H4CBD - not just hydrogenated? Not isomerizable through missing atom?

[Soulfake]

I've been thinking about what would happen if you tried to isomerize H4-CBD the way you would regular CBD. One would expect to simply obtain HHC and various variants thereof, depending on the reaction details, instead of d8/9-THC.

Then I took a closer look at the molecule and noticed that there is a difference other than the ring being hydrogenated. A carbon atom is missing from the position required for isomerization. Is this a problem? I hope some knowledgeable people can help me, I'm still a layman after so many years of "research" ^^'

 

[Skorpio]

That lack of a double bond will make acid catalyzed ring closure harder for sure. I view electronegative things like double bonds to be kind of like compressed springs, waiting to react with some preturbation (also nucleophiles). The lack of that will make this cannabinoid inert unless some lengthy bond migrations occur

 

[Skorpio]

Also not to double post (and to be extremely pedantic), H4 cbd isn't lacking a carbon atom, as much as it is lacking the double bond in normal cbd (so it actually has 1 extra hydrogen in that position).

 

[AlsoTapered]

That lack of a double bond will make acid catalyzed ring closure harder for sure. I view electronegative things like double bonds to be kind of like compressed springs, waiting to react with some preturbation (also nucleophiles). The lack of that will make this cannabinoid inert unless some lengthy bond migrations occur

Looks like a job for 'superbase' ;-)

 

[Skorpio]

Looks like a job for 'superbase' ;-)

You think that would be selective, and not prefer like a tertiary carbon or something a little more stable?

 

[AlsoTapered]

I'm sure it WOULD prefer to deprotonate a tertiary C but that will delocalize the protons of neighbouring carbons and of course it doesn't even take a superbase to deprotonate a phenol. But to form an ether with any C other than one of those on the tail of the T would induce ring-strain.

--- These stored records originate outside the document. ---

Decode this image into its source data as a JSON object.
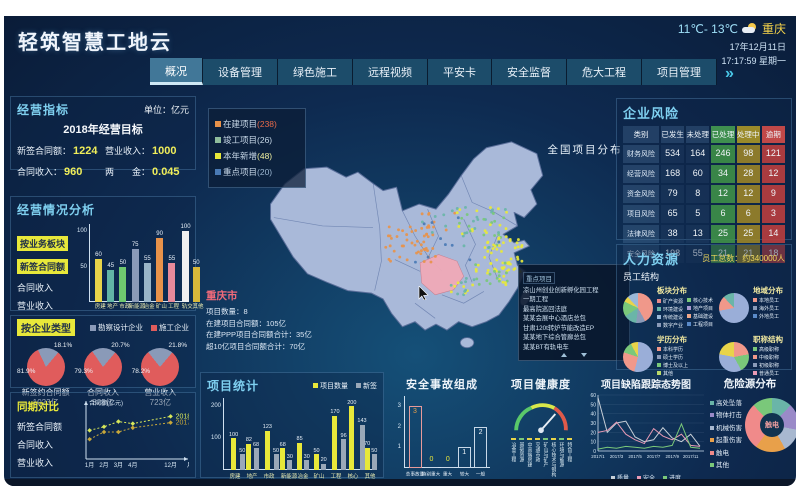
{
  "header": {
    "title": "轻筑智慧工地云",
    "temp": "11℃- 13℃",
    "city": "重庆",
    "date": "17年12月11日",
    "time": "17:17:59 星期一"
  },
  "nav": {
    "tabs": [
      {
        "label": "概况",
        "active": true
      },
      {
        "label": "设备管理",
        "active": false
      },
      {
        "label": "绿色施工",
        "active": false
      },
      {
        "label": "远程视频",
        "active": false
      },
      {
        "label": "平安卡",
        "active": false
      },
      {
        "label": "安全监督",
        "active": false
      },
      {
        "label": "危大工程",
        "active": false
      },
      {
        "label": "项目管理",
        "active": false
      }
    ],
    "more": "»"
  },
  "indicators": {
    "title": "经营指标",
    "unit": "单位：亿元",
    "subtitle": "2018年经营目标",
    "metrics": [
      {
        "label": "新签合同额：",
        "value": "1224"
      },
      {
        "label": "营业收入：",
        "value": "1000"
      },
      {
        "label": "合同收入：",
        "value": "960"
      },
      {
        "label": "两　　金：",
        "value": "0.045"
      }
    ]
  },
  "operation": {
    "title": "经营情况分析",
    "filters": [
      {
        "label": "按业务板块",
        "active": true
      },
      {
        "label": "新签合同额",
        "active": true
      },
      {
        "label": "合同收入",
        "active": false
      },
      {
        "label": "营业收入",
        "active": false
      }
    ],
    "chart_data": {
      "type": "bar",
      "categories": [
        "房建",
        "地产",
        "市政",
        "新能源",
        "冶金",
        "矿山",
        "工程",
        "轨交",
        "其他"
      ],
      "values": [
        60,
        45,
        50,
        75,
        55,
        90,
        55,
        100,
        50
      ],
      "colors": [
        "#e8d44a",
        "#62b5a5",
        "#6fc86f",
        "#8a9ab8",
        "#9ab5c8",
        "#e8924a",
        "#e88a9a",
        "#f0f0f0",
        "#d8b83a"
      ],
      "yticks": [
        50,
        100
      ],
      "ymax": 110
    }
  },
  "enterprise_type": {
    "title": "按企业类型",
    "legend": [
      {
        "label": "勘察设计企业",
        "color": "#8a9ab8"
      },
      {
        "label": "施工企业",
        "color": "#e05c5c"
      }
    ],
    "pies": [
      {
        "label": "新签约合同额",
        "amount": "1023亿",
        "main_pct": "81.9%",
        "sub_pct": "18.1%",
        "main": 81.9
      },
      {
        "label": "合同收入",
        "amount": "823亿",
        "main_pct": "79.3%",
        "sub_pct": "20.7%",
        "main": 79.3
      },
      {
        "label": "营业收入",
        "amount": "723亿",
        "main_pct": "78.2%",
        "sub_pct": "21.8%",
        "main": 78.2
      }
    ],
    "main_color": "#e05c5c",
    "sub_color": "#8a9ab8"
  },
  "compare": {
    "title": "同期对比",
    "filters": [
      "新签合同额",
      "合同收入",
      "营业收入"
    ],
    "chart_data": {
      "type": "line",
      "ylabel": "合同额(亿元)",
      "xlabel": "月份",
      "xticks": [
        "1月",
        "2月",
        "3月",
        "4月",
        "12月"
      ],
      "series": [
        {
          "name": "2018年",
          "color": "#d8e85a",
          "values": [
            55,
            62,
            72,
            68,
            82
          ]
        },
        {
          "name": "2017年",
          "color": "#c8a83a",
          "values": [
            38,
            52,
            52,
            60,
            70
          ]
        }
      ]
    }
  },
  "map": {
    "title": "全国项目分布",
    "legend": [
      {
        "label": "在建项目",
        "count": "(238)",
        "color": "#e8924a",
        "count_color": "#e86a4a"
      },
      {
        "label": "竣工项目",
        "count": "(26)",
        "color": "#8fbc9b",
        "count_color": "#c8d8e8"
      },
      {
        "label": "本年新增",
        "count": "(48)",
        "color": "#e8e83a",
        "count_color": "#f0f0a0"
      },
      {
        "label": "重点项目",
        "count": "(20)",
        "color": "#4a7ab5",
        "count_color": "#9ab5d0"
      }
    ],
    "city_info": {
      "city": "重庆市",
      "lines": [
        "项目数量：8",
        "在建项目合同额：105亿",
        "在建PPP项目合同额合计：35亿",
        "超10亿项目合同额合计：70亿"
      ]
    },
    "key_projects": {
      "title": "重点项目",
      "items": [
        "凉山州创业创新孵化园工程",
        "一期工程",
        "最高院巡回法庭",
        "某某会展中心酒店总包",
        "甘肃120t转炉节能改造EP",
        "某某地下综合管廊总包",
        "某某BT有轨电车"
      ]
    }
  },
  "project_stats": {
    "title": "项目统计",
    "chart_data": {
      "type": "bar",
      "categories": [
        "房建",
        "地产",
        "市政",
        "新能源",
        "冶金",
        "矿山",
        "工程",
        "核心",
        "其他"
      ],
      "series": [
        {
          "name": "项目数量",
          "color": "#e8e83a",
          "values": [
            100,
            82,
            123,
            68,
            85,
            50,
            170,
            200,
            70
          ]
        },
        {
          "name": "新签",
          "color": "#9aa8b8",
          "values": [
            50,
            68,
            50,
            30,
            30,
            20,
            96,
            143,
            50
          ]
        }
      ],
      "yticks": [
        100,
        200
      ],
      "ymax": 220
    }
  },
  "accidents": {
    "title": "安全事故组成",
    "chart_data": {
      "type": "bar",
      "categories": [
        "总事故量",
        "特别重大",
        "重大",
        "较大",
        "一般"
      ],
      "values": [
        3,
        0,
        0,
        1,
        2
      ],
      "yticks": [
        1,
        2,
        3
      ],
      "ymax": 3.4,
      "value_colors": [
        "#e8a04a",
        "#e8e83a",
        "#e8e83a",
        "#f0f4f8",
        "#f0f4f8"
      ],
      "border_colors": [
        "#e89a9a",
        "#c8d8e8",
        "#c8d8e8",
        "#c8d8e8",
        "#c8d8e8"
      ]
    }
  },
  "health": {
    "title": "项目健康度",
    "labels": [
      "冶金工程",
      "基础资源",
      "中高端房建",
      "交通市政",
      "矿山与矿产",
      "核心技术与钢构",
      "环境与能源",
      "特色工程"
    ],
    "tick_colors": [
      "#e8d44a",
      "#7ac87a",
      "#e8d44a",
      "#e8d44a",
      "#7ac87a",
      "#e8d44a",
      "#7ac87a",
      "#e8d44a"
    ]
  },
  "risk": {
    "title": "企业风险",
    "headers": [
      "类别",
      "已发生",
      "未处理",
      "已处理",
      "处理中",
      "逾期"
    ],
    "rows": [
      {
        "label": "财务风险",
        "values": [
          534,
          164,
          246,
          98,
          121
        ]
      },
      {
        "label": "经营风险",
        "values": [
          168,
          60,
          34,
          28,
          12
        ]
      },
      {
        "label": "资金风险",
        "values": [
          79,
          8,
          12,
          12,
          9
        ]
      },
      {
        "label": "项目风险",
        "values": [
          65,
          5,
          6,
          6,
          3
        ]
      },
      {
        "label": "法律风险",
        "values": [
          38,
          13,
          25,
          25,
          14
        ]
      },
      {
        "label": "安全风险",
        "values": [
          198,
          55,
          21,
          21,
          18
        ]
      }
    ]
  },
  "hr": {
    "title": "人力资源",
    "total": "员工总数：约340000人",
    "subtitle": "员工结构",
    "groups": [
      {
        "name": "板块分布",
        "cols": 2,
        "slices": [
          {
            "color": "#f0988a",
            "value": 42
          },
          {
            "color": "#8a9ab8",
            "value": 10
          },
          {
            "color": "#6ab5a8",
            "value": 14
          },
          {
            "color": "#7ac87a",
            "value": 16
          },
          {
            "color": "#e8d44a",
            "value": 6
          },
          {
            "color": "#9ab8d8",
            "value": 12
          }
        ],
        "legend": [
          {
            "label": "矿产资源",
            "color": "#e88a8a"
          },
          {
            "label": "环境建设",
            "color": "#6ab5a8"
          },
          {
            "label": "传统建设",
            "color": "#9ab8d8"
          },
          {
            "label": "数字产业",
            "color": "#8a9ab8"
          },
          {
            "label": "核心技术",
            "color": "#7ac87a"
          },
          {
            "label": "地产项目",
            "color": "#a89ad0"
          },
          {
            "label": "基础建设",
            "color": "#f0a88a"
          },
          {
            "label": "工程项目",
            "color": "#5a8ac8"
          }
        ]
      },
      {
        "name": "地域分布",
        "cols": 1,
        "slices": [
          {
            "color": "#9aaed8",
            "value": 72
          },
          {
            "color": "#f0988a",
            "value": 16
          },
          {
            "color": "#6ab5a8",
            "value": 12
          }
        ],
        "legend": [
          {
            "label": "本地员工",
            "color": "#f0988a"
          },
          {
            "label": "海外员工",
            "color": "#8a9ab8"
          },
          {
            "label": "外地员工",
            "color": "#5a8ac8"
          }
        ]
      },
      {
        "name": "学历分布",
        "cols": 1,
        "slices": [
          {
            "color": "#9aaed8",
            "value": 54
          },
          {
            "color": "#f0988a",
            "value": 26
          },
          {
            "color": "#7ac87a",
            "value": 12
          },
          {
            "color": "#e8d44a",
            "value": 8
          }
        ],
        "legend": [
          {
            "label": "本科学历",
            "color": "#f0988a"
          },
          {
            "label": "硕士学历",
            "color": "#8a9ab8"
          },
          {
            "label": "博士及以上",
            "color": "#7ac87a"
          },
          {
            "label": "其他",
            "color": "#b8d86a"
          }
        ]
      },
      {
        "name": "职称结构",
        "cols": 1,
        "slices": [
          {
            "color": "#f0988a",
            "value": 22
          },
          {
            "color": "#7ac87a",
            "value": 20
          },
          {
            "color": "#9aaed8",
            "value": 36
          },
          {
            "color": "#e8d44a",
            "value": 22
          }
        ],
        "legend": [
          {
            "label": "高级职称",
            "color": "#7ac87a"
          },
          {
            "label": "中级职称",
            "color": "#f0988a"
          },
          {
            "label": "初级职称",
            "color": "#8a9ab8"
          },
          {
            "label": "普通员工",
            "color": "#e89ab5"
          }
        ]
      }
    ]
  },
  "defects": {
    "title": "项目缺陷跟踪态势图",
    "chart_data": {
      "type": "line",
      "yticks": [
        0,
        10,
        20,
        30,
        40,
        50,
        60
      ],
      "xticks": [
        "2017/1",
        "2017/3",
        "2017/5",
        "2017/7",
        "2017/9",
        "2017/11"
      ],
      "series": [
        {
          "name": "质量",
          "color": "#c8d0d8",
          "values": [
            57,
            20,
            30,
            32,
            15,
            10,
            12,
            25,
            14,
            10,
            18,
            5
          ]
        },
        {
          "name": "安全",
          "color": "#e89ab5",
          "values": [
            20,
            22,
            31,
            18,
            12,
            8,
            24,
            16,
            12,
            18,
            6,
            5
          ]
        },
        {
          "name": "进度",
          "color": "#7ac87a",
          "values": [
            2,
            4,
            3,
            5,
            4,
            3,
            5,
            4,
            6,
            29,
            4,
            3
          ]
        }
      ]
    }
  },
  "hazards": {
    "title": "危险源分布",
    "center_label": "触电",
    "chart_data": {
      "type": "pie",
      "slices": [
        {
          "label": "高处坠落",
          "color": "#6ab5a8",
          "value": 12
        },
        {
          "label": "物体打击",
          "color": "#9a8ac8",
          "value": 16
        },
        {
          "label": "机械伤害",
          "color": "#a8b8d0",
          "value": 14
        },
        {
          "label": "起重伤害",
          "color": "#e8a04a",
          "value": 18
        },
        {
          "label": "触电",
          "color": "#f08a8a",
          "value": 28
        },
        {
          "label": "其他",
          "color": "#7ac87a",
          "value": 12
        }
      ]
    }
  }
}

It's something that would require quite a lot of calculation but it's also worth considering that superbases actually cover a lot of quite bulky compounds and the bulk can be used to limit what CAN be attacked.

I think it's possible to select a superbase that won't deprotonate the terminal C of a long alkyl and use of sufficient solvent bulk will minimize the intermolecular ether formation.

If it's got commercial potential, you can be sure that those who work in that narrow field will be carefully looking to see what is practical.